— Вот вы говорите, мы опасны, — продолжил Фрэнсис Гетлифф. — Не будем больше о клевете на нас, ученых. Ибо эта клевета имеет значение лишь постольку, поскольку повлекла ущерб совсем иного рода, почти катастрофу. Я о ней вам еще не говорил. Так слушайте. По мнению большинства из нас, вы очень навредили всем честным людям. Вы употребили слово «опасный». Однако на настоящий момент именно вы являетесь одним из самых опасных людей в мире. А ущерб заключается в том, что вы извратили науку как таковую. Допустимо иметь свой взгляд на ситуацию с ядерным оружием. Недопустимо — бросаться словами подобно вам. Еще неизвестно, только ли безответственность толкнула вас на подобные заявления — и безответственность ли вообще. Вы внушили общественности, что Соединенные Штаты и Англия могут уничтожить Россию, как говорится, малой кровью. Большинство ученых сочли бы это заявление безнравственным, даже будь оно близко к истине. Однако всем нам известно, что оно от истины очень далеко и в будущем, поддающемся прогнозам, к ней не приблизится.
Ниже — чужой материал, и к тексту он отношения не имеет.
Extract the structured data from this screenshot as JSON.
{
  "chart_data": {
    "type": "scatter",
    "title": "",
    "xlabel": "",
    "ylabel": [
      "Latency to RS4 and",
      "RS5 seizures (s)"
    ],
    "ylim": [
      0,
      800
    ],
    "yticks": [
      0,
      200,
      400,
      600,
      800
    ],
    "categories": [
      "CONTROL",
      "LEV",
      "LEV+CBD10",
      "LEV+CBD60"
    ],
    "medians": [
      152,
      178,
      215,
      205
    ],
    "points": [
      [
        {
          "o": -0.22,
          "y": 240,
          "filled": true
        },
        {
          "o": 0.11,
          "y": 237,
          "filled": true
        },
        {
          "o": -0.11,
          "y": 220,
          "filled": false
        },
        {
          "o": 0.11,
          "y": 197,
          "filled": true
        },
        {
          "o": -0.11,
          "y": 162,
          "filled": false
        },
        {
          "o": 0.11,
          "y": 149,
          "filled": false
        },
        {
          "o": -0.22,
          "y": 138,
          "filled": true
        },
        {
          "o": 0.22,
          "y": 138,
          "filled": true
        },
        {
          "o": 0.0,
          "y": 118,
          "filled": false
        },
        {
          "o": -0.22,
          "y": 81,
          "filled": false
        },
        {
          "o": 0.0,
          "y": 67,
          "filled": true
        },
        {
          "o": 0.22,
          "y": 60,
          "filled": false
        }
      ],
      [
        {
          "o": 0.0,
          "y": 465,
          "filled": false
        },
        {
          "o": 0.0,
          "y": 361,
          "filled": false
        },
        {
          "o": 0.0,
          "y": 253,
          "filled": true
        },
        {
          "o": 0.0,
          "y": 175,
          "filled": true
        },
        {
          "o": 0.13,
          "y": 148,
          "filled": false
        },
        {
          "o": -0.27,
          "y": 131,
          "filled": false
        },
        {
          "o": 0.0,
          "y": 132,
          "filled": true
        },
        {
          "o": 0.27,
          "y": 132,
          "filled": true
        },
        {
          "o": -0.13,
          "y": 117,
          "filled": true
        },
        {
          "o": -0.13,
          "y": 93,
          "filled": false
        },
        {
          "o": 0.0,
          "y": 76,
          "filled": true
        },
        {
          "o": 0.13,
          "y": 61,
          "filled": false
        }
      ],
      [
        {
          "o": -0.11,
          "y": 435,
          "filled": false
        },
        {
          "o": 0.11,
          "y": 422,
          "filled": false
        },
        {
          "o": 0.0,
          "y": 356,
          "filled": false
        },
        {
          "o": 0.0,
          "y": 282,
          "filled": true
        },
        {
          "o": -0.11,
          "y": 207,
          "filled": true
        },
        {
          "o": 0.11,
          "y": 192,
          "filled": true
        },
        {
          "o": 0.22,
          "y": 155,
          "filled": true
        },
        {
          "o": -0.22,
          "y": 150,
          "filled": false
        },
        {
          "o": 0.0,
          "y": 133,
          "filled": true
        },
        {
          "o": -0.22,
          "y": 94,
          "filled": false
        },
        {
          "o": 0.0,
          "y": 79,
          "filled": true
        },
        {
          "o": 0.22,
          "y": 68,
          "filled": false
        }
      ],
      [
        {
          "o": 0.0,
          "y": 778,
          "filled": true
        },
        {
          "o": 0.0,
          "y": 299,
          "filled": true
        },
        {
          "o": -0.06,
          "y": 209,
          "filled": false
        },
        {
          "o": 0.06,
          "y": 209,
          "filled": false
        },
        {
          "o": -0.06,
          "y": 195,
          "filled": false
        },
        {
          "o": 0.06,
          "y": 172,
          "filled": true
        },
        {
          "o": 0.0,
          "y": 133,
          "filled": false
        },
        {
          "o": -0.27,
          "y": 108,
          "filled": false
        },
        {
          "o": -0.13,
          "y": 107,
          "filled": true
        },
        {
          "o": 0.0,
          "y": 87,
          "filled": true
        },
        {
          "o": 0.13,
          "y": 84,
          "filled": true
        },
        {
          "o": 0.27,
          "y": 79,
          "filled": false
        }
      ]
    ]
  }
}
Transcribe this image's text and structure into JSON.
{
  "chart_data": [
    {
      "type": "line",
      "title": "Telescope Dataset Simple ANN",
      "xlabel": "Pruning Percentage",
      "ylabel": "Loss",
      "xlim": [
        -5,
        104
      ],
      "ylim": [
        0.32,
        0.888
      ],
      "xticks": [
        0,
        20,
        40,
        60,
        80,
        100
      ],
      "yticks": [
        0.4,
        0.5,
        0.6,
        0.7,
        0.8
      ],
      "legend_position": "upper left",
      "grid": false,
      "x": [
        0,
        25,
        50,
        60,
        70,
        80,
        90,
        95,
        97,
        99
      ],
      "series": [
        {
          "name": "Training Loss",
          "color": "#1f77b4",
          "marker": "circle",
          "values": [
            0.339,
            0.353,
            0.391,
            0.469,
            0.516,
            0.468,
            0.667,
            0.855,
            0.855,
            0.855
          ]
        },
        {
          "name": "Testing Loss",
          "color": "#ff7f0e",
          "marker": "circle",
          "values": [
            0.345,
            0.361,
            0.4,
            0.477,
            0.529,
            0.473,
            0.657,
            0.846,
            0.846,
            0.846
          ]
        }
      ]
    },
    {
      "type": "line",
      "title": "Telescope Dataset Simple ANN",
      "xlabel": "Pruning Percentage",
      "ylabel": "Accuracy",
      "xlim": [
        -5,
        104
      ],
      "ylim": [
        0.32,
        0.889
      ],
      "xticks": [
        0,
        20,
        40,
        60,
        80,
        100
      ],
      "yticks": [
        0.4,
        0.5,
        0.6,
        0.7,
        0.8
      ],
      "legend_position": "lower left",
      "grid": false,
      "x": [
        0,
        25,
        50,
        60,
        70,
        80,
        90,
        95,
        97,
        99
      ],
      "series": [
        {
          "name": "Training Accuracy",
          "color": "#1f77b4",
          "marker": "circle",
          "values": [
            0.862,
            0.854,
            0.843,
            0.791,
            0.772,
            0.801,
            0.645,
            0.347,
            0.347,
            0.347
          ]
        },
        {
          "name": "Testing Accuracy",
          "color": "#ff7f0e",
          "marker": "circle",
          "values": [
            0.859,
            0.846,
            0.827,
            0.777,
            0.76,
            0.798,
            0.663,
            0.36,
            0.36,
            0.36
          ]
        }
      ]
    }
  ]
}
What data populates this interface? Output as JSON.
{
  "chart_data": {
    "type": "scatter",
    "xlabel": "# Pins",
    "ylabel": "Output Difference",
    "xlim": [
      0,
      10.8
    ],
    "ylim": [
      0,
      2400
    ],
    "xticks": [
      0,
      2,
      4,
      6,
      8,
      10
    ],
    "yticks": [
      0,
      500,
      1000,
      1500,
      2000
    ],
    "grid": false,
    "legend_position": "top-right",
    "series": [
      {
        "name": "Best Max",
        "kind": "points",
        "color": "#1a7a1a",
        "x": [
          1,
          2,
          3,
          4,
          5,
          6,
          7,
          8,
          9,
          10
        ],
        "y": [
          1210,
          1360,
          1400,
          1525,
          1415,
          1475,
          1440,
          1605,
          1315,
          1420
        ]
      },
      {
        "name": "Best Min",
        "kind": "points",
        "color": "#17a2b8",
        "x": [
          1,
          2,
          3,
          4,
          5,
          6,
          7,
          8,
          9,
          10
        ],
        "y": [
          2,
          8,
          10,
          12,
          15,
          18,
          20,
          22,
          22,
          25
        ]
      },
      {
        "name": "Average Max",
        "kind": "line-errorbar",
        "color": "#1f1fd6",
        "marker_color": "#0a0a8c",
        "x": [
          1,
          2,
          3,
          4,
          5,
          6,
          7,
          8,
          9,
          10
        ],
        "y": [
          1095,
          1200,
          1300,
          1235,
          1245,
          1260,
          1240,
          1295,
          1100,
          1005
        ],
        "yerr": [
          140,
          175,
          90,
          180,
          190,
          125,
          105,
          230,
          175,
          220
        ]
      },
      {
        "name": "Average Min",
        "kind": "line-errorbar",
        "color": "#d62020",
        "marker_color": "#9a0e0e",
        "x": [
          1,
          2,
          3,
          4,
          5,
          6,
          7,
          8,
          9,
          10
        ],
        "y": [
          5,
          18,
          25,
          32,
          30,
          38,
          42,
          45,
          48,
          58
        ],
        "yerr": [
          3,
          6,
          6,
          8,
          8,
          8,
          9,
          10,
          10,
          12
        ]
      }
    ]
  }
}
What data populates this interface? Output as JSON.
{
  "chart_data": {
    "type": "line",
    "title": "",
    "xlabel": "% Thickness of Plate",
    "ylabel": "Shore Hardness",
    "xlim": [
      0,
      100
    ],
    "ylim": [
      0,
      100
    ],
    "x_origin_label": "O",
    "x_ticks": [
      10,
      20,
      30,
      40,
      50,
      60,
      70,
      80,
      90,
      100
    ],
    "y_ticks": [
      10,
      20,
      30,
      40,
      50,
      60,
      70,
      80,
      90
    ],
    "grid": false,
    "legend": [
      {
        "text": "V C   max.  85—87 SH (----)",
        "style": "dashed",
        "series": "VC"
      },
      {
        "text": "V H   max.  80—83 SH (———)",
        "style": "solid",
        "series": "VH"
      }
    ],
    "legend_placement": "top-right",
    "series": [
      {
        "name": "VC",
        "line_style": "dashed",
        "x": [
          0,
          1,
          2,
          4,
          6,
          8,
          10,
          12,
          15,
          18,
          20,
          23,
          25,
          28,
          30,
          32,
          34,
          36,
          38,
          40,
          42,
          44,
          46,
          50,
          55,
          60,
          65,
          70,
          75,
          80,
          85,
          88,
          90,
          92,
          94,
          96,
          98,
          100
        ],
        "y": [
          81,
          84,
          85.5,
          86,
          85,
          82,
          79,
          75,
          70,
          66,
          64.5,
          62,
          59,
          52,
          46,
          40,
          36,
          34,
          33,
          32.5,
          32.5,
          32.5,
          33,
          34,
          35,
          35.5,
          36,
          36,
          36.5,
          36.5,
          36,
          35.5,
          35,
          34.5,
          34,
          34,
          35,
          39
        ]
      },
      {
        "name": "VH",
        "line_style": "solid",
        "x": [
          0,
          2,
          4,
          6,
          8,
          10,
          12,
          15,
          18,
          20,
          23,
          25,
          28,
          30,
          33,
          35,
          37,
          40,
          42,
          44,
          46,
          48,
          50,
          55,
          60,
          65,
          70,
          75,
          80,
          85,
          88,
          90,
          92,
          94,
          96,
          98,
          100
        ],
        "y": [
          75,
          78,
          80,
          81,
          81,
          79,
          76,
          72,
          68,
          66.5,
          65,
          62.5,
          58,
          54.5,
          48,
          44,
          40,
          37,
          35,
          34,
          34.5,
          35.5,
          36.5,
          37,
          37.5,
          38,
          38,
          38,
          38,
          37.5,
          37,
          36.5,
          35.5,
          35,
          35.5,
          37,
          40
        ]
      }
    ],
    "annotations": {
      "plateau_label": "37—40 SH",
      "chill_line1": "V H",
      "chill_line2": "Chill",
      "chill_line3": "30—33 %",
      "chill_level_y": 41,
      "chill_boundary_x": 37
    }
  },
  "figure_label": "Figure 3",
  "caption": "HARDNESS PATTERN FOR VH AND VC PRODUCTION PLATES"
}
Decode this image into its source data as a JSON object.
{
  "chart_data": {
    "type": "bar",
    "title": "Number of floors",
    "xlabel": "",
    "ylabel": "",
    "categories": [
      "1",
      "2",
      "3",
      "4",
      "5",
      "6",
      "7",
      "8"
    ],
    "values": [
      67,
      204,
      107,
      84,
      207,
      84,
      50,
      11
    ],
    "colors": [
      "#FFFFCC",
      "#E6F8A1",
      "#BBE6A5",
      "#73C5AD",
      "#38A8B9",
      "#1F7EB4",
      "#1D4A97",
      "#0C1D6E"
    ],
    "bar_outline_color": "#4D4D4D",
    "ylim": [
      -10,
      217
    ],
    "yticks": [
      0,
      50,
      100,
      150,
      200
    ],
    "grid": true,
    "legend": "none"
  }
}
— Поэтому вы и опасны, — отвечал Броджински. — Поэтому я был вынужден вызвать огонь на себя. Вы думаете, вы люди доброй воли. А на самом деле каждый ваш шаг вредоносен. Даже сегодняшнее совещание вредоносно. Вот почему я пришел сюда, где меня не хотят видеть. Вы рассчитываете договориться с русскими. А с русскими нельзя договориться. Можно — и нужно — разрабатывать оружие. Да побыстрее. Это все, что нам остается.
— То есть вы настроены на мысли о войне? — уточнил Артур Маунтни.
— Конечно, я настроен. Как и всякий разумный человек, — отвечал Броджински. — Если войне суждено быть, мы должны ее выиграть. Мы сможем сохранить достаточно человеческих жизней. Мы выживем. Народ сильнее и выносливее, чем кажется.
— То есть вы на такой исход надеетесь? — ледяным тоном спросил Фрэнсис.
— Потому что так и будет.
— И вы можете примириться со смертью трехсот миллионов человек?
— Я могу примириться со всем, что неизбежно.
У Броджински в глазах загорелся огонь воинствующей добродетели.
— Вы просто не понимаете: триста миллионов смертей не самое страшное.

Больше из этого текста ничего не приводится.